More frequently asked questions
Does the crop look the same in every PDF reader?
Yes, in modern readers. Adobe Acrobat, Preview, Foxit, Chrome's built-in PDF viewer, Firefox's pdf.js, mobile PDF apps, and most e-reader software all respect the CropBox. A few specialised tools (some command-line text extractors, some accessibility tools) work from the MediaBox and ignore the CropBox; for those, the cropped-away content is still accessible.
Can I reset the crop on a previously cropped PDF?
Yes. Open the previously cropped PDF here and set the margins to zero (or load and discard without cropping). The tool always writes a new CropBox; if the new CropBox matches the MediaBox, the visible region returns to the full page. The original "cropped-away" content is still in the file and becomes visible again.
Can I crop a password-protected PDF?
Not directly. PDFs with an open password cannot be parsed by pdf-lib until the password is supplied. Use the PDF Unlock tool to remove the password first, then crop the unlocked copy here, and optionally re-apply protection with the PDF Protect tool.
How do I crop a PDF for Kindle or other e-readers?

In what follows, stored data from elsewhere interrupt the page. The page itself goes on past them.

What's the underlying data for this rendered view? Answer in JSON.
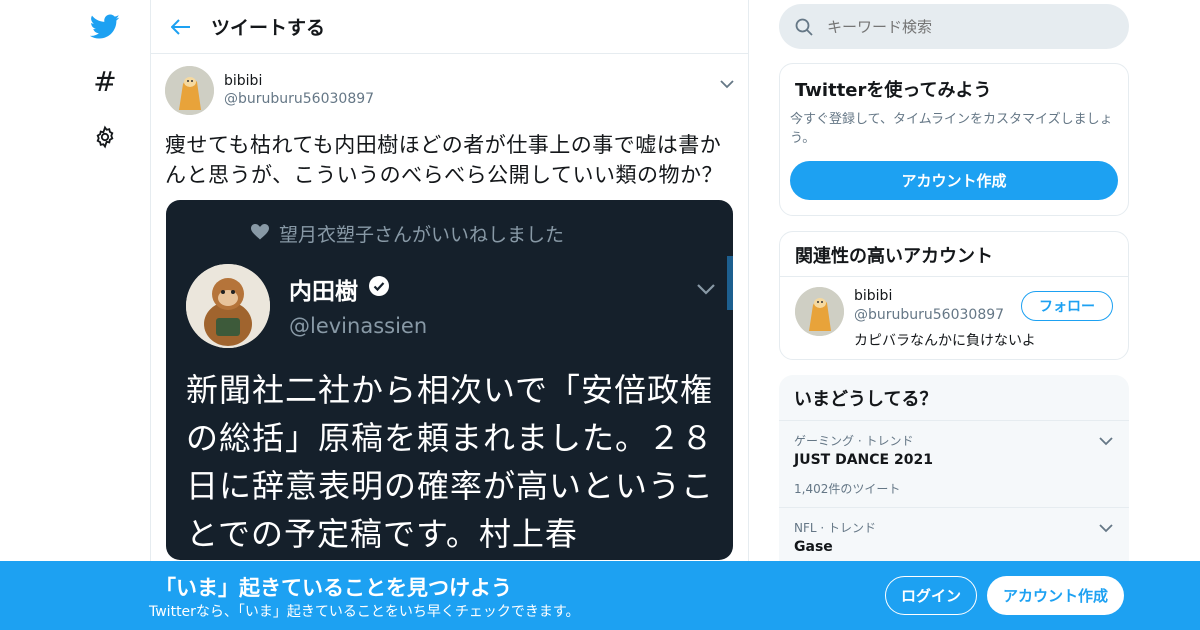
{
  "header": {
    "title": "ツイートする"
  },
  "tweet": {
    "author_name": "bibibi",
    "author_handle": "@buruburu56030897",
    "text": "痩せても枯れても内田樹ほどの者が仕事上の事で嘘は書かんと思うが、こういうのべらべら公開していい類の物か？"
  },
  "embedded_image": {
    "liked_text": "望月衣塑子さんがいいねしました",
    "name": "内田樹",
    "handle": "@levinassien",
    "body": "新聞社二社から相次いで「安倍政権の総括」原稿を頼まれました。２８日に辞意表明の確率が高いということでの予定稿です。村上春"
  },
  "search": {
    "placeholder": "キーワード検索"
  },
  "signup_card": {
    "title": "Twitterを使ってみよう",
    "description": "今すぐ登録して、タイムラインをカスタマイズしましょう。",
    "button": "アカウント作成"
  },
  "related_card": {
    "title": "関連性の高いアカウント",
    "name": "bibibi",
    "handle": "@buruburu56030897",
    "bio": "カピバラなんかに負けないよ",
    "follow_label": "フォロー"
  },
  "trends_card": {
    "title": "いまどうしてる？",
    "items": [
      {
        "meta": "ゲーミング · トレンド",
        "name": "JUST DANCE 2021",
        "count": "1,402件のツイート"
      },
      {
        "meta": "NFL · トレンド",
        "name": "Gase",
        "count": ""
      }
    ]
  },
  "banner": {
    "title": "「いま」起きていることを見つけよう",
    "subtitle": "Twitterなら、「いま」起きていることをいち早くチェックできます。",
    "login_label": "ログイン",
    "signup_label": "アカウント作成"
  },
  "colors": {
    "accent": "#1da1f2",
    "dark_bg": "#15202b",
    "muted": "#657786",
    "border": "#e6ecf0"
  }
}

Cropping is the standard way to make a PDF readable on a small e-reader screen. Use the "Remove Margins" preset or set tight margins manually. Email the cropped PDF to your Kindle's @kindle.com email address or transfer via USB. Most modern e-readers respect the CropBox, so the cropped reading area is what you see.
Will signatures still be valid after a crop?

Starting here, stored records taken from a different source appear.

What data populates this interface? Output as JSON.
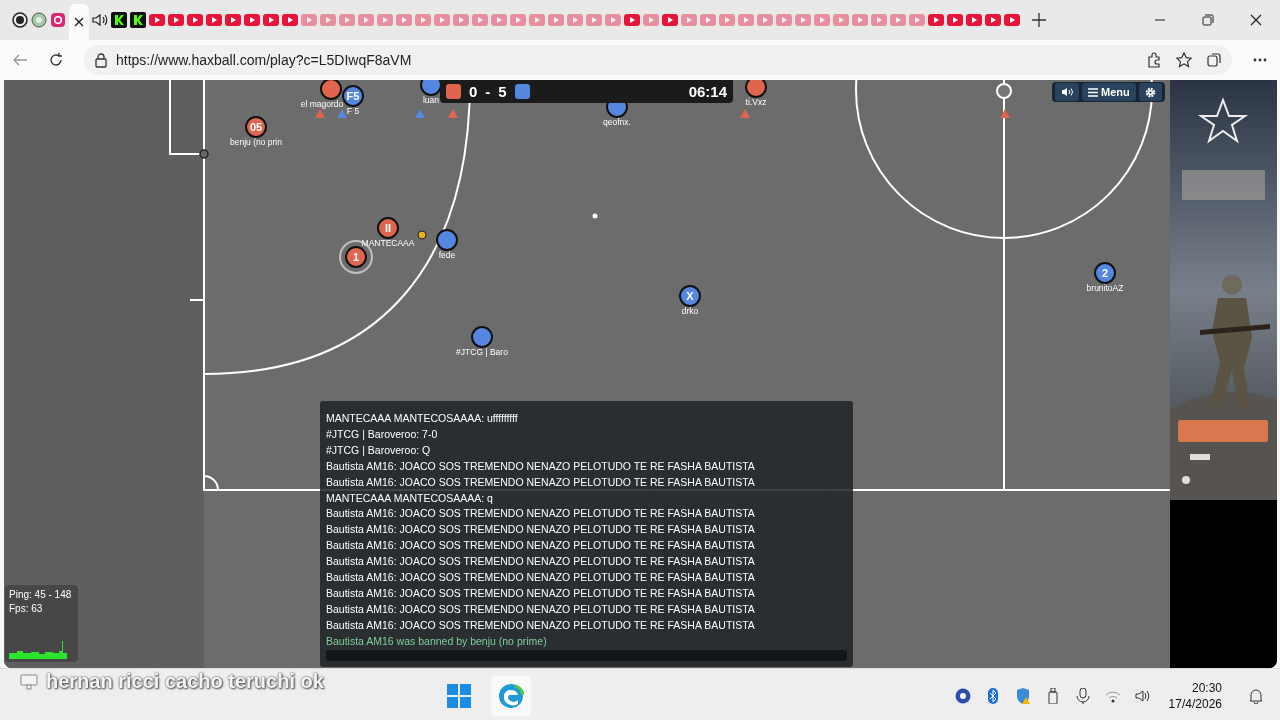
{
  "browser": {
    "tabs": [
      {
        "kind": "record",
        "sleeping": false,
        "selected": false
      },
      {
        "kind": "ball",
        "sleeping": false,
        "selected": false
      },
      {
        "kind": "instagram",
        "sleeping": false,
        "selected": false
      },
      {
        "kind": "close",
        "sleeping": false,
        "selected": true
      },
      {
        "kind": "audio",
        "sleeping": false,
        "selected": false
      },
      {
        "kind": "kick",
        "sleeping": false,
        "selected": false
      },
      {
        "kind": "kick",
        "sleeping": false,
        "selected": false
      },
      {
        "kind": "video",
        "sleeping": false,
        "selected": false
      },
      {
        "kind": "video",
        "sleeping": false,
        "selected": false
      },
      {
        "kind": "video",
        "sleeping": false,
        "selected": false
      },
      {
        "kind": "video",
        "sleeping": false,
        "selected": false
      },
      {
        "kind": "video",
        "sleeping": false,
        "selected": false
      },
      {
        "kind": "video",
        "sleeping": false,
        "selected": false
      },
      {
        "kind": "video",
        "sleeping": false,
        "selected": false
      },
      {
        "kind": "video",
        "sleeping": false,
        "selected": false
      },
      {
        "kind": "video",
        "sleeping": true,
        "selected": false
      },
      {
        "kind": "video",
        "sleeping": true,
        "selected": false
      },
      {
        "kind": "video",
        "sleeping": true,
        "selected": false
      },
      {
        "kind": "video",
        "sleeping": true,
        "selected": false
      },
      {
        "kind": "video",
        "sleeping": true,
        "selected": false
      },
      {
        "kind": "video",
        "sleeping": true,
        "selected": false
      },
      {
        "kind": "video",
        "sleeping": true,
        "selected": false
      },
      {
        "kind": "video",
        "sleeping": true,
        "selected": false
      },
      {
        "kind": "video",
        "sleeping": true,
        "selected": false
      },
      {
        "kind": "video",
        "sleeping": true,
        "selected": false
      },
      {
        "kind": "video",
        "sleeping": true,
        "selected": false
      },
      {
        "kind": "video",
        "sleeping": true,
        "selected": false
      },
      {
        "kind": "video",
        "sleeping": true,
        "selected": false
      },
      {
        "kind": "video",
        "sleeping": true,
        "selected": false
      },
      {
        "kind": "video",
        "sleeping": true,
        "selected": false
      },
      {
        "kind": "video",
        "sleeping": true,
        "selected": false
      },
      {
        "kind": "video",
        "sleeping": true,
        "selected": false
      },
      {
        "kind": "video",
        "sleeping": false,
        "selected": false
      },
      {
        "kind": "video",
        "sleeping": true,
        "selected": false
      },
      {
        "kind": "video",
        "sleeping": false,
        "selected": false
      },
      {
        "kind": "video",
        "sleeping": true,
        "selected": false
      },
      {
        "kind": "video",
        "sleeping": true,
        "selected": false
      },
      {
        "kind": "video",
        "sleeping": true,
        "selected": false
      },
      {
        "kind": "video",
        "sleeping": true,
        "selected": false
      },
      {
        "kind": "video",
        "sleeping": true,
        "selected": false
      },
      {
        "kind": "video",
        "sleeping": true,
        "selected": false
      },
      {
        "kind": "video",
        "sleeping": true,
        "selected": false
      },
      {
        "kind": "video",
        "sleeping": true,
        "selected": false
      },
      {
        "kind": "video",
        "sleeping": true,
        "selected": false
      },
      {
        "kind": "video",
        "sleeping": true,
        "selected": false
      },
      {
        "kind": "video",
        "sleeping": true,
        "selected": false
      },
      {
        "kind": "video",
        "sleeping": true,
        "selected": false
      },
      {
        "kind": "video",
        "sleeping": true,
        "selected": false
      },
      {
        "kind": "video",
        "sleeping": false,
        "selected": false
      },
      {
        "kind": "video",
        "sleeping": false,
        "selected": false
      },
      {
        "kind": "video",
        "sleeping": false,
        "selected": false
      },
      {
        "kind": "video",
        "sleeping": false,
        "selected": false
      },
      {
        "kind": "video",
        "sleeping": false,
        "selected": false
      }
    ],
    "url": "https://www.haxball.com/play?c=L5DIwqF8aVM"
  },
  "game": {
    "scoreboard": {
      "red_score": "0",
      "separator": "-",
      "blue_score": "5",
      "time": "06:14"
    },
    "menu_button": "Menu",
    "players": [
      {
        "name": "el magordo",
        "color": "#e0654f",
        "highlighted": false
      },
      {
        "name": "F 5",
        "label": "F5",
        "color": "#5586e0",
        "highlighted": false
      },
      {
        "name": "luan",
        "color": "#5586e0",
        "highlighted": false
      },
      {
        "name": "qeofnx.",
        "color": "#5586e0",
        "highlighted": false
      },
      {
        "name": "ti.Vxz",
        "color": "#e0654f",
        "highlighted": false
      },
      {
        "name": "benju (no prin",
        "label": "05",
        "color": "#e0654f",
        "highlighted": false
      },
      {
        "name": "MANTECAAA",
        "label": "II",
        "color": "#e0654f",
        "highlighted": false
      },
      {
        "label": "1",
        "color": "#e0654f",
        "highlighted": true
      },
      {
        "name": "fede",
        "color": "#5586e0",
        "highlighted": false
      },
      {
        "name": "drko",
        "label": "X",
        "color": "#5586e0",
        "highlighted": false
      },
      {
        "name": "#JTCG | Baro",
        "color": "#5586e0",
        "highlighted": false
      },
      {
        "name": "brunitoAZ",
        "label": "2",
        "color": "#5586e0",
        "highlighted": false
      }
    ],
    "offscreen_markers": [
      {
        "color": "#e0654f"
      },
      {
        "color": "#5586e0"
      },
      {
        "color": "#5586e0"
      },
      {
        "color": "#e0654f"
      },
      {
        "color": "#e0654f"
      },
      {
        "color": "#e0654f"
      }
    ],
    "chat": [
      {
        "kind": "message",
        "text": "MANTECAAA MANTECOSAAAA: ufffffffff"
      },
      {
        "kind": "message",
        "text": "#JTCG | Baroveroo: 7-0"
      },
      {
        "kind": "message",
        "text": "#JTCG | Baroveroo: Q"
      },
      {
        "kind": "message",
        "text": "Bautista AM16: JOACO SOS TREMENDO NENAZO PELOTUDO TE RE FASHA BAUTISTA"
      },
      {
        "kind": "message",
        "text": "Bautista AM16: JOACO SOS TREMENDO NENAZO PELOTUDO TE RE FASHA BAUTISTA"
      },
      {
        "kind": "message",
        "text": "MANTECAAA MANTECOSAAAA: q"
      },
      {
        "kind": "message",
        "text": "Bautista AM16: JOACO SOS TREMENDO NENAZO PELOTUDO TE RE FASHA BAUTISTA"
      },
      {
        "kind": "message",
        "text": "Bautista AM16: JOACO SOS TREMENDO NENAZO PELOTUDO TE RE FASHA BAUTISTA"
      },
      {
        "kind": "message",
        "text": "Bautista AM16: JOACO SOS TREMENDO NENAZO PELOTUDO TE RE FASHA BAUTISTA"
      },
      {
        "kind": "message",
        "text": "Bautista AM16: JOACO SOS TREMENDO NENAZO PELOTUDO TE RE FASHA BAUTISTA"
      },
      {
        "kind": "message",
        "text": "Bautista AM16: JOACO SOS TREMENDO NENAZO PELOTUDO TE RE FASHA BAUTISTA"
      },
      {
        "kind": "message",
        "text": "Bautista AM16: JOACO SOS TREMENDO NENAZO PELOTUDO TE RE FASHA BAUTISTA"
      },
      {
        "kind": "message",
        "text": "Bautista AM16: JOACO SOS TREMENDO NENAZO PELOTUDO TE RE FASHA BAUTISTA"
      },
      {
        "kind": "message",
        "text": "Bautista AM16: JOACO SOS TREMENDO NENAZO PELOTUDO TE RE FASHA BAUTISTA"
      },
      {
        "kind": "notice",
        "text": "Bautista AM16 was banned by benju (no prime)"
      }
    ],
    "stats": {
      "ping": "Ping: 45 - 148",
      "fps": "Fps: 63"
    }
  },
  "caption": "hernan ricci cacho teruchi ok",
  "taskbar": {
    "time": "20:30",
    "date": "17/4/2026"
  }
}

No. Cropping rewrites the page dictionaries, which changes the document bytes. Digital signatures attached to the original byte sequence become invalid. For signed PDFs, crop only when the signature is no longer needed, or re-sign afterwards using whatever signing tool the workflow uses.
Is there a desktop or command-line equivalent?
Yes. cpdf exposes the same operation through cpdf -cropbox "0 0 500 700" input.pdf -o output.pdf; free for non-commercial use, paid licence for commercial batch work. mutool from the MuPDF project handles the same operation through its lower-level CLI. For Python pipelines, pypdf and pikepdf expose page.cropbox as a mutable rectangle. For Node pipelines, pdf-lib (the library this tool uses) exposes setCropBox in the Node runtime.